Enhancer regulation is one of the important steps in transcription regulation. One gene is controlled by multiple enhancers and one enhancer can target multiple genes. Their relationship varies dependent on the context of the cell environment. To clarify the dynamics of enhancer activity and target genes are helpful to identify novel targets for diagnosis and treatment. Our study identified the enhancer for TNS3 gene in MLL3 deficient cells, which will be important to understand how MLL3 suppresses cancer and the related future studies.
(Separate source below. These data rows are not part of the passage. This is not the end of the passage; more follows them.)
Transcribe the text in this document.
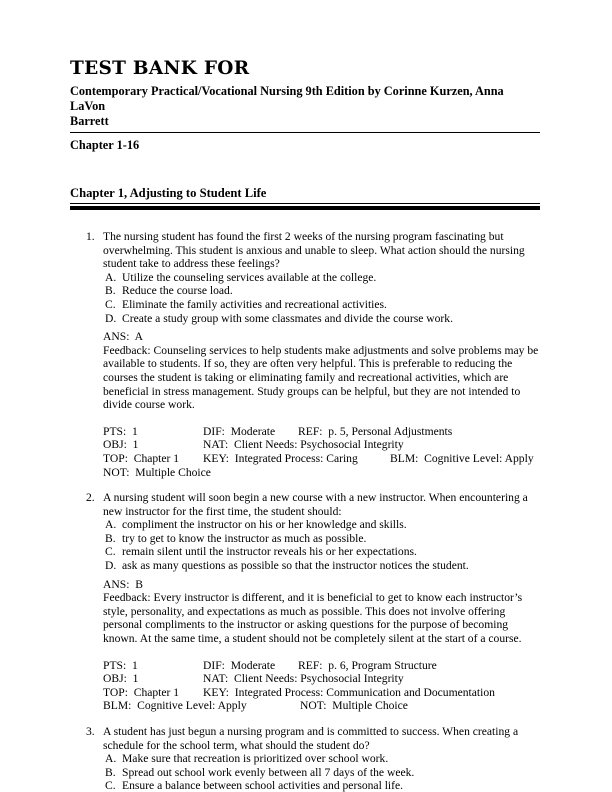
TEST BANK FOR
Contemporary Practical/Vocational Nursing 9th Edition by Corinne Kurzen, Anna LaVon
Barrett
Chapter 1-16
Chapter 1, Adjusting to Student Life
1. The nursing student has found the first 2 weeks of the nursing program fascinating but overwhelming. This student is anxious and unable to sleep. What action should the nursing student take to address these feelings?
A. Utilize the counseling services available at the college.
B. Reduce the course load.
C. Eliminate the family activities and recreational activities.
D. Create a study group with some classmates and divide the course work.
ANS:  A
Feedback: Counseling services to help students make adjustments and solve problems may be available to students. If so, they are often very helpful. This is preferable to reducing the courses the student is taking or eliminating family and recreational activities, which are beneficial in stress management. Study groups can be helpful, but they are not intended to divide course work.
PTS:  1	DIF:  Moderate REF:  p. 5, Personal Adjustments
OBJ:  1	NAT:  Client Needs: Psychosocial Integrity
TOP:  Chapter 1 KEY:  Integrated Process: Caring	BLM:  Cognitive Level: Apply
NOT:  Multiple Choice
2. A nursing student will soon begin a new course with a new instructor. When encountering a new instructor for the first time, the student should:
A. compliment the instructor on his or her knowledge and skills.
B. try to get to know the instructor as much as possible.
C. remain silent until the instructor reveals his or her expectations.
D. ask as many questions as possible so that the instructor notices the student.
ANS:  B
Feedback: Every instructor is different, and it is beneficial to get to know each instructor’s style, personality, and expectations as much as possible. This does not involve offering personal compliments to the instructor or asking questions for the purpose of becoming known. At the same time, a student should not be completely silent at the start of a course.
PTS:  1	DIF:  Moderate REF:  p. 6, Program Structure
OBJ:  1	NAT:  Client Needs: Psychosocial Integrity
TOP:  Chapter 1 KEY:  Integrated Process: Communication and Documentation
BLM:  Cognitive Level: Apply	NOT:  Multiple Choice
3. A student has just begun a nursing program and is committed to success. When creating a schedule for the school term, what should the student do?
A. Make sure that recreation is prioritized over school work.
B. Spread out school work evenly between all 7 days of the week.
C. Ensure a balance between school activities and personal life.
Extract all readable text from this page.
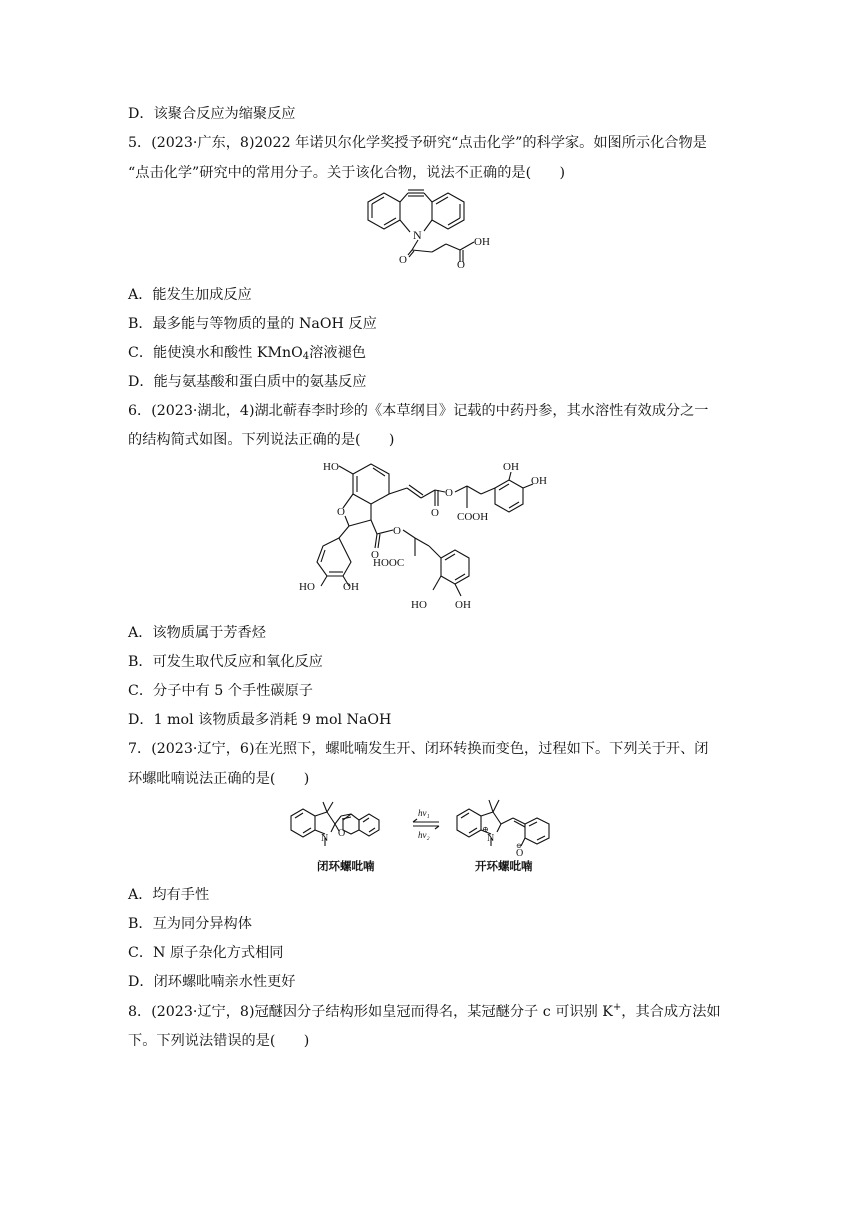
D．该聚合反应为缩聚反应
5．(2023·广东，8)2022 年诺贝尔化学奖授予研究“点击化学”的科学家。如图所示化合物是
“点击化学”研究中的常用分子。关于该化合物，说法不正确的是(　　)
N
O	O
OH
A．能发生加成反应
B．最多能与等物质的量的 NaOH 反应
C．能使溴水和酸性 KMnO$_4$溶液褪色
D．能与氨基酸和蛋白质中的氨基反应
6．(2023·湖北，4)湖北蕲春李时珍的《本草纲目》记载的中药丹参，其水溶性有效成分之一
的结构简式如图。下列说法正确的是(　　)
HO
O
O
O
OH
OH
COOH
O
O
HOOC
HO	OH
HO	OH
A．该物质属于芳香烃
B．可发生取代反应和氧化反应
C．分子中有 5 个手性碳原子
D．1 mol 该物质最多消耗 9 mol NaOH
7．(2023·辽宁，6)在光照下，螺吡喃发生开、闭环转换而变色，过程如下。下列关于开、闭
环螺吡喃说法正确的是(　　)
N O
hν₁
hν₂
⊕
N
O
⊖
闭环螺吡喃	开环螺吡喃
A．均有手性
B．互为同分异构体
C．N 原子杂化方式相同
D．闭环螺吡喃亲水性更好
8．(2023·辽宁，8)冠醚因分子结构形如皇冠而得名，某冠醚分子 c 可识别 K+，其合成方法如
下。下列说法错误的是(　　)
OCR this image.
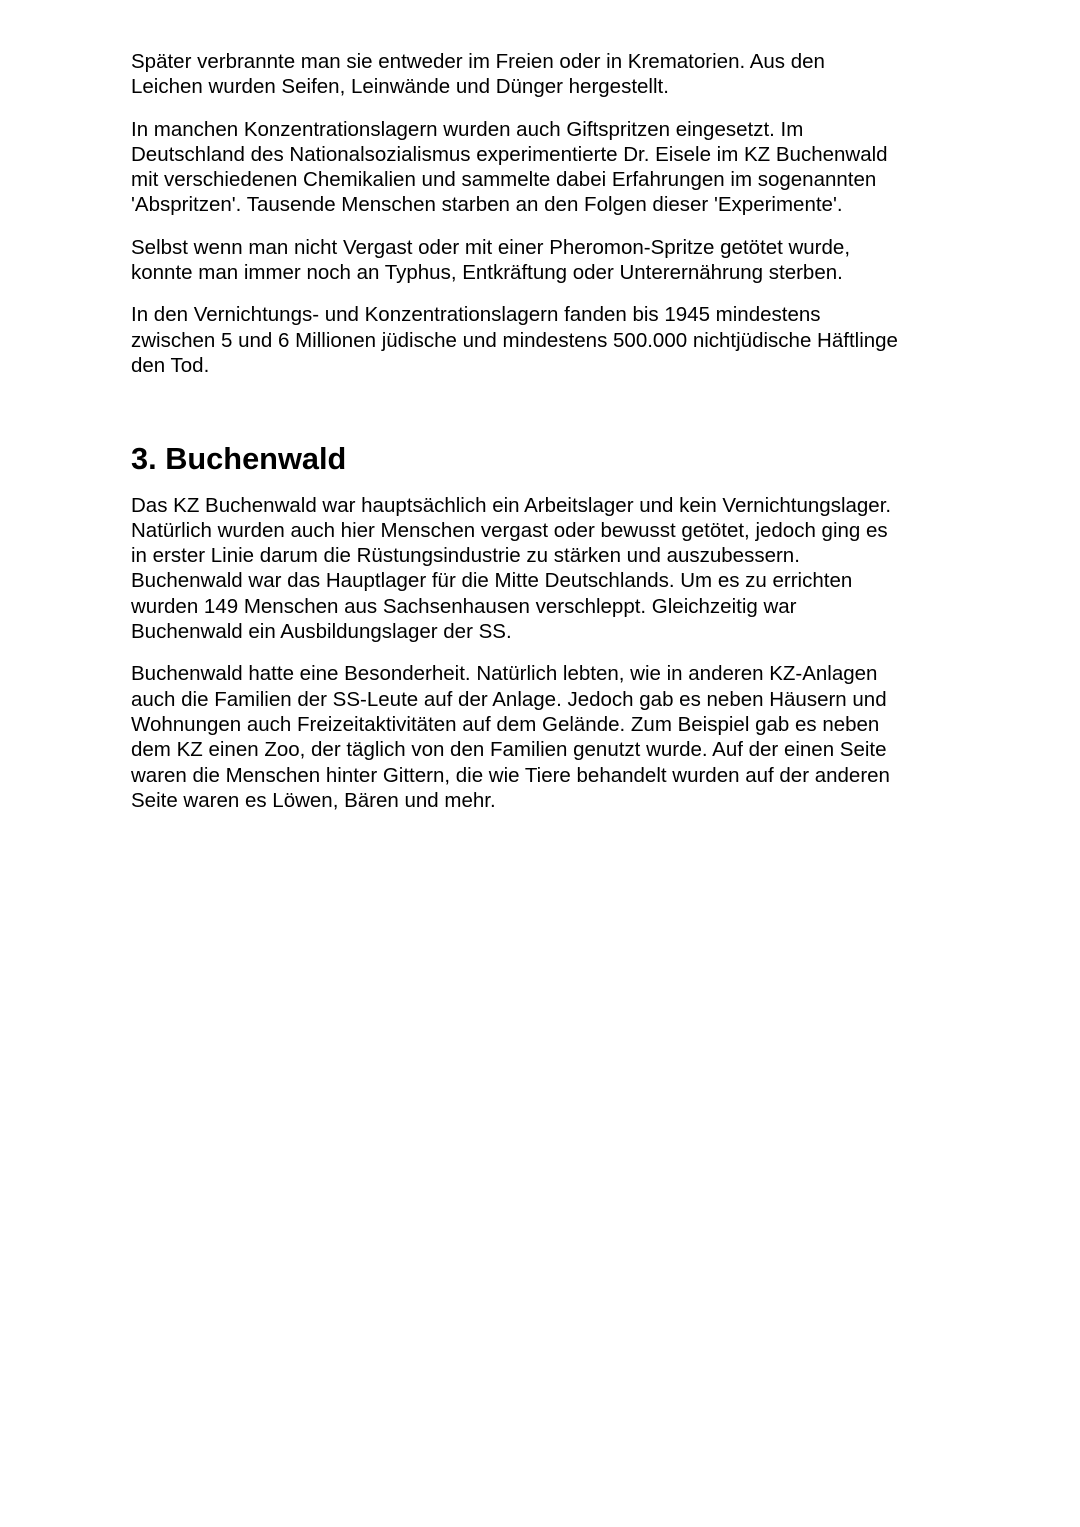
Später verbrannte man sie entweder im Freien oder in Krematorien. Aus den
Leichen wurden Seifen, Leinwände und Dünger hergestellt.

In manchen Konzentrationslagern wurden auch Giftspritzen eingesetzt. Im
Deutschland des Nationalsozialismus experimentierte Dr. Eisele im KZ Buchenwald
mit verschiedenen Chemikalien und sammelte dabei Erfahrungen im sogenannten
'Abspritzen'. Tausende Menschen starben an den Folgen dieser 'Experimente'.

Selbst wenn man nicht Vergast oder mit einer Pheromon-Spritze getötet wurde,
konnte man immer noch an Typhus, Entkräftung oder Unterernährung sterben.

In den Vernichtungs- und Konzentrationslagern fanden bis 1945 mindestens
zwischen 5 und 6 Millionen jüdische und mindestens 500.000 nichtjüdische Häftlinge
den Tod.

3. Buchenwald

Das KZ Buchenwald war hauptsächlich ein Arbeitslager und kein Vernichtungslager.
Natürlich wurden auch hier Menschen vergast oder bewusst getötet, jedoch ging es
in erster Linie darum die Rüstungsindustrie zu stärken und auszubessern.
Buchenwald war das Hauptlager für die Mitte Deutschlands. Um es zu errichten
wurden 149 Menschen aus Sachsenhausen verschleppt. Gleichzeitig war
Buchenwald ein Ausbildungslager der SS.

Buchenwald hatte eine Besonderheit. Natürlich lebten, wie in anderen KZ-Anlagen
auch die Familien der SS-Leute auf der Anlage. Jedoch gab es neben Häusern und
Wohnungen auch Freizeitaktivitäten auf dem Gelände. Zum Beispiel gab es neben
dem KZ einen Zoo, der täglich von den Familien genutzt wurde. Auf der einen Seite
waren die Menschen hinter Gittern, die wie Tiere behandelt wurden auf der anderen
Seite waren es Löwen, Bären und mehr.
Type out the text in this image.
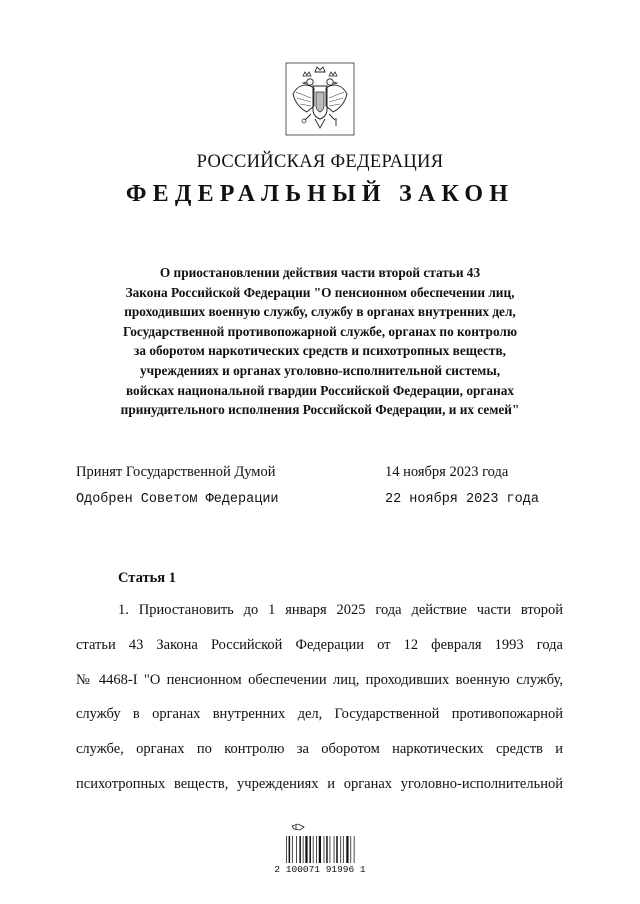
РОССИЙСКАЯ ФЕДЕРАЦИЯ
ФЕДЕРАЛЬНЫЙ ЗАКОН
О приостановлении действия части второй статьи 43
Закона Российской Федерации "О пенсионном обеспечении лиц,
проходивших военную службу, службу в органах внутренних дел,
Государственной противопожарной службе, органах по контролю
за оборотом наркотических средств и психотропных веществ,
учреждениях и органах уголовно-исполнительной системы,
войсках национальной гвардии Российской Федерации, органах
принудительного исполнения Российской Федерации, и их семей"
Принят Государственной Думой	14 ноября 2023 года
Одобрен Советом Федерации	22 ноября 2023 года
Статья 1
1. Приостановить до 1 января 2025 года действие части второй
статьи 43 Закона Российской Федерации от 12 февраля 1993 года
№ 4468-I "О пенсионном обеспечении лиц, проходивших военную службу,
службу в органах внутренних дел, Государственной противопожарной
службе, органах по контролю за оборотом наркотических средств и
психотропных веществ, учреждениях и органах уголовно-исполнительной
2 100071 91996 1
Our data support MLL3 as a regulator for p53 signaling, which is consistent with the previous report36,40. Moreover, we found that MLL3 selectively regulates p53 target genes, such as MDM2 and p21, but not PUMA (Sup. Fig. 3). We also noticed that MLL3 deficiency did not completely repress activation of p53 target genes, nor did it increase cell proliferation (Fig. 1C and Sup. Fig. 3). These suggest that at least in the tested cell lines, MLL3 depletion promoted tumorigenesis mainly through cell migration but not proliferation. It will be interesting to further investigate the mechanisms for MLL3 regulating p53 signaling and its roles in cancer.

Data access

The high-throughput sequencing data have been submitted to GEO database (Acc. No. GSE160254).